Um barulho nos paralisou. Parecia vir de dentro do castelo.

- Droga. – Fagan segurou meu braço, me levando até a parede do castelo. Imaginei que por algum motivo ele iria de encontro a ela, mas a parede mostrou uma passagem para o interior do castelo.

- O que? – digo apontando para passagem.

- Castelos são feitos com milhares de passagens para fuga, não imagina quantas há aqui. – ele subia escadas, que para mim não passavam de labirintos.

- Pensei que bruxas soubessem voar. Ou será que são para você? Afinal há provas de que feiticeiros voam? – ri, apenas para irritá-lo mais, já que isso se mostrou uma atividade prazerosa.

- Cale a boca, a menos que queira ver quanto tempo sobrevive ao fogo. – sua mão esquentou levemente, como se realmente quisesse me matar ali. A última porta que atravessamos deu em um corredor com várias portas, que imagino ser os vários quartos do castelo. A porta em uma das extremidades do corredor abriu, mostrando um par de olhos verdes.

- Axel... ? – me espantei, sendo ele a última pessoa que esperava ver. Atrás dele, várias bruxas lutavam contra Hansel e Halias.
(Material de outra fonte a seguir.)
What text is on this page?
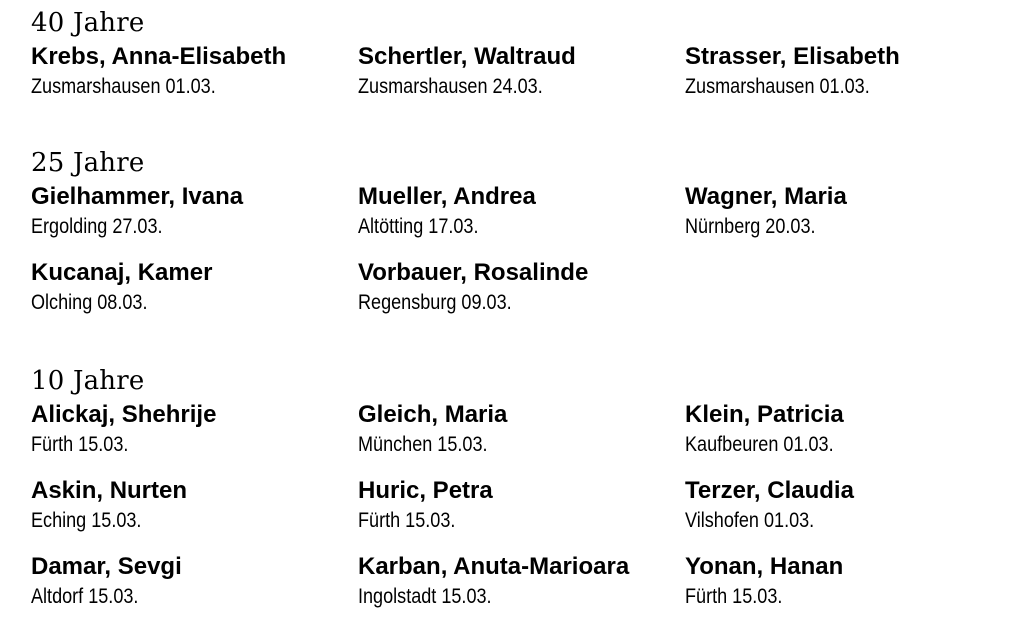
40 Jahre
Krebs, Anna-Elisabeth
Zusmarshausen 01.03.
Schertler, Waltraud
Zusmarshausen 24.03.
Strasser, Elisabeth
Zusmarshausen 01.03.
25 Jahre
Gielhammer, Ivana
Ergolding 27.03.
Mueller, Andrea
Altötting 17.03.
Wagner, Maria
Nürnberg 20.03.
Kucanaj, Kamer
Olching 08.03.
Vorbauer, Rosalinde
Regensburg 09.03.
10 Jahre
Alickaj, Shehrije
Fürth 15.03.
Gleich, Maria
München 15.03.
Klein, Patricia
Kaufbeuren 01.03.
Askin, Nurten
Eching 15.03.
Huric, Petra
Fürth 15.03.
Terzer, Claudia
Vilshofen 01.03.
Damar, Sevgi
Altdorf 15.03.
Karban, Anuta-Marioara
Ingolstadt 15.03.
Yonan, Hanan
Fürth 15.03.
- Isso... Distraia-o que irei aproveitar a confusão para matar Lilith. – o ruivo sussurrou para mim, indo para a porta na outra extremidade do corredor.

- Bruxas... Nunca confie nelas. – Axel parecia dizer isso para si mesmo. Carregou a arma e partiu em minha direção. Ele atirou, mas por pouco desviei da bala.
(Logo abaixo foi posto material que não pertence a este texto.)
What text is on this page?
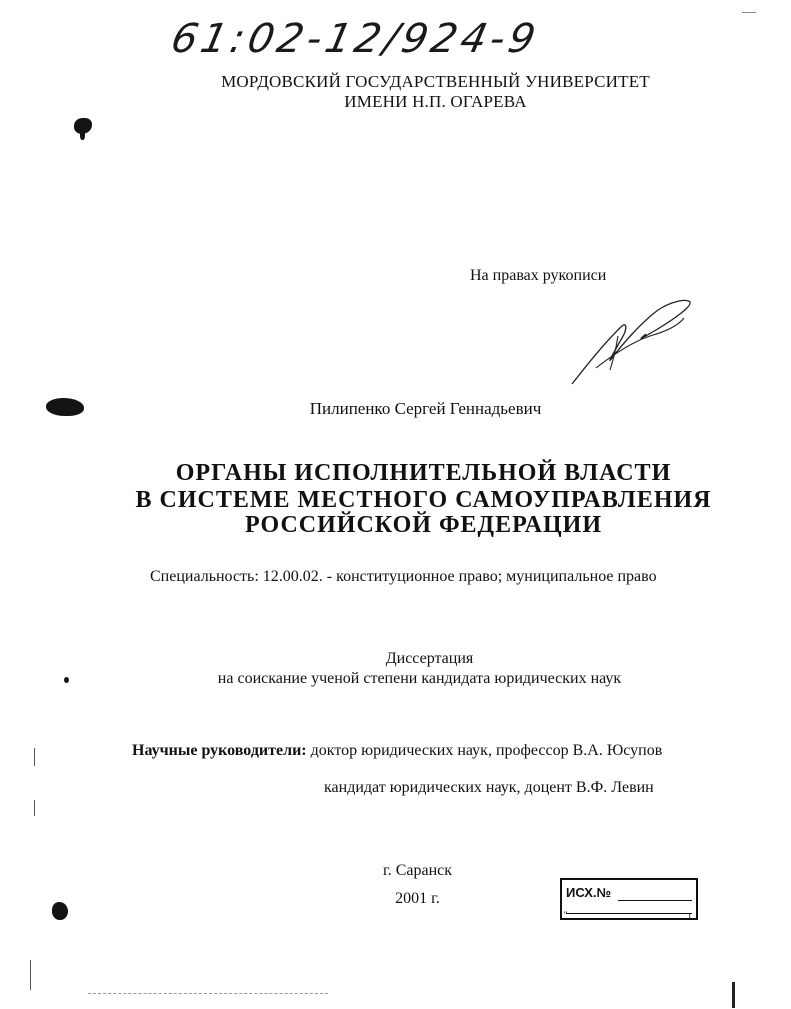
61:02-12/924-9
МОРДОВСКИЙ ГОСУДАРСТВЕННЫЙ УНИВЕРСИТЕТ
ИМЕНИ Н.П. ОГАРЕВА
На правах рукописи
Пилипенко Сергей Геннадьевич
ОРГАНЫ ИСПОЛНИТЕЛЬНОЙ ВЛАСТИ
В СИСТЕМЕ МЕСТНОГО САМОУПРАВЛЕНИЯ
РОССИЙСКОЙ ФЕДЕРАЦИИ
Специальность: 12.00.02. - конституционное право; муниципальное право
Диссертация
на соискание ученой степени кандидата юридических наук
Научные руководители: доктор юридических наук, профессор В.А. Юсупов
кандидат юридических наук, доцент В.Ф. Левин
г. Саранск
2001 г.	ИСХ.№
"	г
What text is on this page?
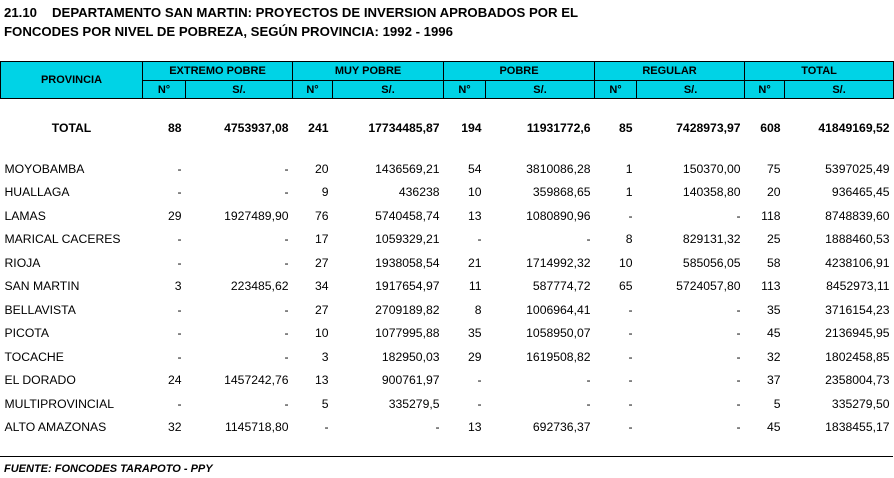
21.10 DEPARTAMENTO SAN MARTIN: PROYECTOS DE INVERSION APROBADOS POR EL
FONCODES POR NIVEL DE POBREZA, SEGÚN PROVINCIA: 1992 - 1996
PROVINCIA	EXTREMO POBRE		MUY POBRE		POBRE		REGULAR		TOTAL	
	N°	S/.	N°	S/.	N°	S/.	N°	S/.	N°	S/.

TOTAL	88	4753937,08	241	17734485,87	194	11931772,6	85	7428973,97	608	41849169,52

MOYOBAMBA	-	-	20	1436569,21	54	3810086,28	1	150370,00	75	5397025,49
HUALLAGA	-	-	9	436238	10	359868,65	1	140358,80	20	936465,45
LAMAS	29	1927489,90	76	5740458,74	13	1080890,96	-	-	118	8748839,60
MARICAL CACERES	-	-	17	1059329,21	-	-	8	829131,32	25	1888460,53
RIOJA	-	-	27	1938058,54	21	1714992,32	10	585056,05	58	4238106,91
SAN MARTIN	3	223485,62	34	1917654,97	11	587774,72	65	5724057,80	113	8452973,11
BELLAVISTA	-	-	27	2709189,82	8	1006964,41	-	-	35	3716154,23
PICOTA	-	-	10	1077995,88	35	1058950,07	-	-	45	2136945,95
TOCACHE	-	-	3	182950,03	29	1619508,82	-	-	32	1802458,85
EL DORADO	24	1457242,76	13	900761,97	-	-	-	-	37	2358004,73
MULTIPROVINCIAL	-	-	5	335279,5	-	-	-	-	5	335279,50
ALTO AMAZONAS	32	1145718,80	-	-	13	692736,37	-	-	45	1838455,17
FUENTE: FONCODES TARAPOTO - PPY
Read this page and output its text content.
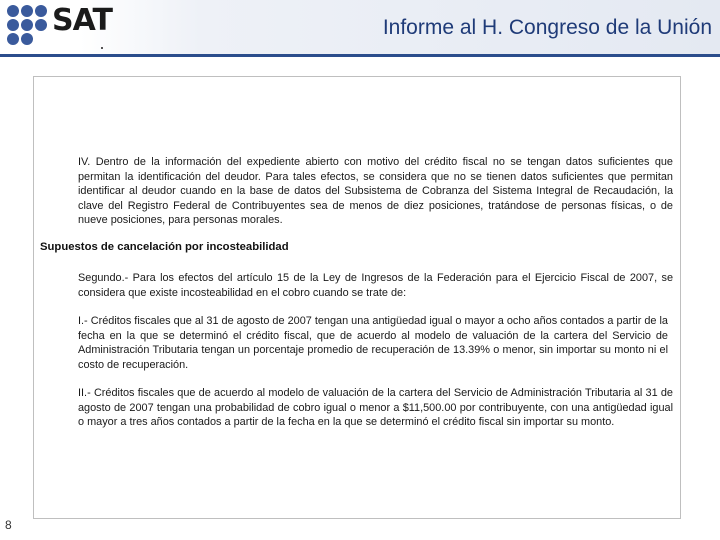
SAT	Informe al H. Congreso de la Unión

IV. Dentro de la información del expediente abierto con motivo del crédito fiscal no se tengan datos suficientes que permitan la identificación del deudor. Para tales efectos, se considera que no se tienen datos suficientes que permitan identificar al deudor cuando en la base de datos del Subsistema de Cobranza del Sistema Integral de Recaudación, la clave del Registro Federal de Contribuyentes sea de menos de diez posiciones, tratándose de personas físicas, o de nueve posiciones, para personas morales.

Supuestos de cancelación por incosteabilidad

Segundo.- Para los efectos del artículo 15 de la Ley de Ingresos de la Federación para el Ejercicio Fiscal de 2007, se considera que existe incosteabilidad en el cobro cuando se trate de:

I.- Créditos fiscales que al 31 de agosto de 2007 tengan una antigüedad igual o mayor a ocho años contados a partir de la fecha en la que se determinó el crédito fiscal, que de acuerdo al modelo de valuación de la cartera del Servicio de Administración Tributaria tengan un porcentaje promedio de recuperación de 13.39% o menor, sin importar su monto ni el costo de recuperación.

II.- Créditos fiscales que de acuerdo al modelo de valuación de la cartera del Servicio de Administración Tributaria al 31 de agosto de 2007 tengan una probabilidad de cobro igual o menor a $11,500.00 por contribuyente, con una antigüedad igual o mayor a tres años contados a partir de la fecha en la que se determinó el crédito fiscal sin importar su monto.

8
- Já não bastou aquele tiro no meu braço? – pego um esfregão que estava encostado na parede, para usá-lo como arma.

- Deveria ter te matado antes. – seus sucessivos tiros estavam fáceis de desviar, talvez pela fúria que o cegava, logo estava sem munição. Jogou a arma no chão, tirando uma faca do cinturão.

- Espere, eu posso explicar. – paro sua investida com o pedaço de madeira destinado à limpeza.

- Pior que as desculpas do meu filho. – ele fala, chutando meu estômago, manchando de lama e neve o lindo vestido vermelho. Com a faca tenta alcançar meu pescoço, mas seguro seu punho e usando o bastão para empurrá-lo para longe. Ele bate na parede, derrubando a faca. Uso a chance e prendi o homem contra a parede com o bastão em seu pescoço. Ele estava com o joelho levemente dobrado, com o bastão prensado em seu pescoço, e eu na ponta dos pés, para ficar à sua altura. A situação seria cômica, se o olhar dele não estivesse carregado de ódio. – Vamos, me mate bruxa.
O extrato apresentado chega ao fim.